Here’s what to watch out for Das’s remarks from 10 a.m. Mumbai:
Oil, Food Prices
With oil prices falling below $80 a barrel from more than $120 in June, the RBI will probably revise its oil price assumption on Friday from the $105 level it factored in previously. It’s unlikely to make any significant changes to this year’s 7.2% economic growth forecast, or 6.7% inflation outlook, given pressures from food grain prices.
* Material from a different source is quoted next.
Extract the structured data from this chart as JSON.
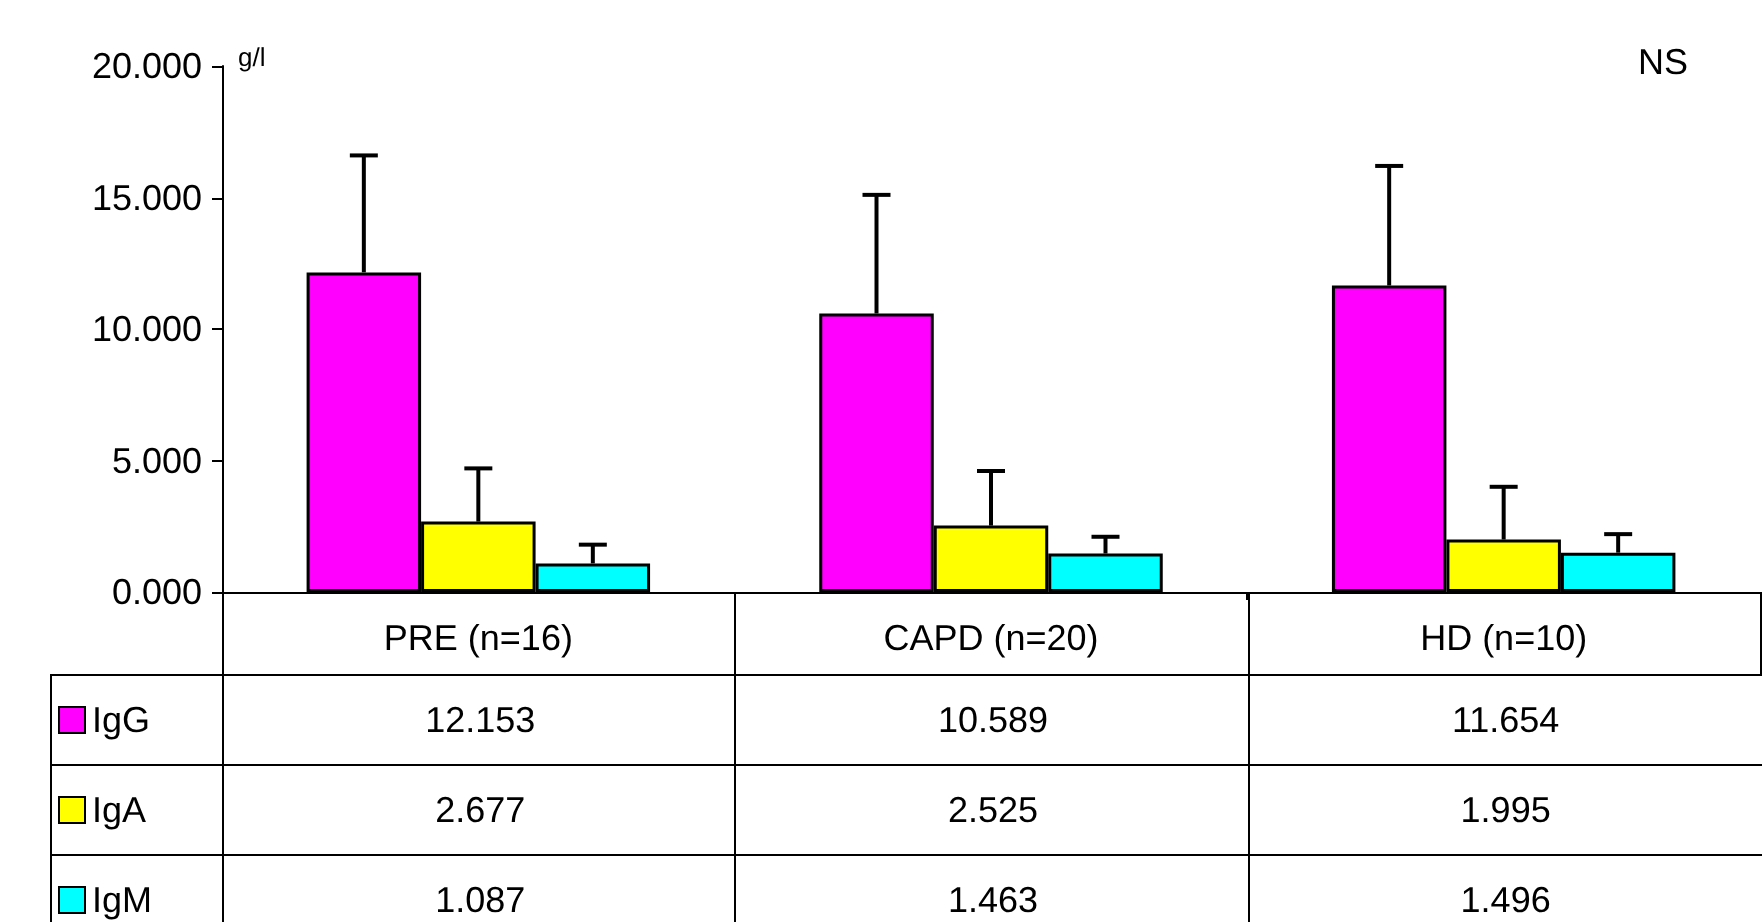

“The inflation-growth mix is likely to remain tricky,” HSBC Holdings Plc economists led by Pranjul Bhandari wrote in a note this week. They expect the RBI to hike by 50 basis points each at the September and December meetings and see average inflation staying above the 4% mid-point of the RBI’s target range in the current and next fiscal years as economic growth slows.
The rupee is down about 10% this year and trading near a record low even after the RBI mounted a staunch currency defense in the past year — evident from an almost $100 billion drop in its foreign-currency reserves, with some of the decline attributed to revaluation. Das had said the reserves “provide a cushion against external shocks.”
A broad consensus among market participants was that anything lower than a 50 basis-point hike, or the governor sounding less hawkish may push the currency even lower.
“Rupee readjustment is catching up faster than peers, as it was held artificially stronger in past adjustments by policy intervention,” Madhavi Arora, lead economist at Emkay Global Financial Services wrote in a note, “The FX war chest has already dipped an estimated more than $100 billion, while the war is still pretty much on.”
Bond traders are watching for signs from the central bank on how it plans to manage liquidity in the financial system that’s been tightening.
While the RBI’s intervention in the foreign-currency market is reducing the supply of rupees, increased domestic activity after a broad reopening from virus restrictions has contributed to the strain.
The liquidity crunch along with RBI’s rate hikes are reflected in rising shorter-term borrowing costs. Five-year yields are edging higher than benchmark 10-year notes, and a flattening yield curve is delivering the narrowest spread between 10- and 2-year yields since 2020.
The bond market is also awaiting the results of index reviews by FTSE Russell and JPMorgan Chase & Co. and whether or not India will be included.